The Surprising Finding

Perhaps the most surprising finding, though not explicitly detailed in the abstract, is the sheer scale of the performance degradation and security vulnerability when AI agents operate outside of English. While it's generally understood that LLMs can struggle with multilingualism, the research suggests this struggle is not just about minor inaccuracies but can lead to "security-essential agent behavior." This goes beyond mere performance issues and delves into the realm of potential misuse or vulnerabilities. It implies that an AI agent designed to, say, manage personal data or financial transactions might be more susceptible to prompt injection attacks or data leaks when operating in a less-supported language, simply because its underlying language model is less reliable in that context. This elevates the concern from a quality-of-service issue to a potential risk management problem, something that developers and users alike need to take seriously.

What Happens Next

The introduction of the MAPS benchmark marks a crucial step towards more reliable and secure AI agents across all languages. The researchers have provided a standardized tool for evaluation, which is vital for driving progress. Moving forward, we can expect developers of agentic AI systems to increasingly leverage benchmarks like MAPS to identify and mitigate these multilingual performance and security gaps. This will likely lead to more focused research on multilingual LLM architectures and the creation of AI agents specifically designed with global linguistic diversity in mind, rather than as an afterthought. We should anticipate a push for more diverse training datasets that accurately reflect the world's languages and cultural nuances.

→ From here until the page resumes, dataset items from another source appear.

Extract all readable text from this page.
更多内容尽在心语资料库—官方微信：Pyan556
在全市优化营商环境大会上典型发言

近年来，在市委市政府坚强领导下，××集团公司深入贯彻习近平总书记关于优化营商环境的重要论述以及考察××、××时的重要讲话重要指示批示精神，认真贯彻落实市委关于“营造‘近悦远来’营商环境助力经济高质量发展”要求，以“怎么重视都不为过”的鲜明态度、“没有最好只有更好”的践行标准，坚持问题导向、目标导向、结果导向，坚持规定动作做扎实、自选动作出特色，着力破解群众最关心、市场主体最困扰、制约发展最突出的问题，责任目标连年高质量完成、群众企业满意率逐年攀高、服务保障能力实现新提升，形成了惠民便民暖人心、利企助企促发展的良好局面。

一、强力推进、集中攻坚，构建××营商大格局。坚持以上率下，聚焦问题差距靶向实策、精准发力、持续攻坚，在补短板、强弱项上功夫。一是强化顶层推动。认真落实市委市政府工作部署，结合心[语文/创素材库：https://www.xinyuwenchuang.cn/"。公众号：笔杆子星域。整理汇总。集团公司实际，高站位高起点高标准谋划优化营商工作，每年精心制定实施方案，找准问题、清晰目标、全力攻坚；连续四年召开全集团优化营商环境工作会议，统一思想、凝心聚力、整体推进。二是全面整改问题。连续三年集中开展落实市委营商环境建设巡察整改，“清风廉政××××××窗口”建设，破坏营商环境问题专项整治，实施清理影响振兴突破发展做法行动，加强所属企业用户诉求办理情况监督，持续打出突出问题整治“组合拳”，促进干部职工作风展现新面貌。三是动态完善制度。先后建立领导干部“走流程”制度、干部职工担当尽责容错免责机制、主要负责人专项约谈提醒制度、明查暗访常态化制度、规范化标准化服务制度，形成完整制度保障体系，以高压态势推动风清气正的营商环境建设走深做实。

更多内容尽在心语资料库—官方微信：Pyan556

However, progress will not be instantaneous. The challenges of training truly multilingual models are significant, requiring vast amounts of high-quality data and complex architectural innovations. In the short term, content creators and businesses should exercise caution and conduct thorough testing when deploying AI agents in multilingual settings, verifying performance and security manually where possible. Over the next few years, as more developers adopt and contribute to benchmarks like MAPS, we should see a gradual but significant betterment in the reliability and safety of AI agents, making them genuinely useful tools for a global audience.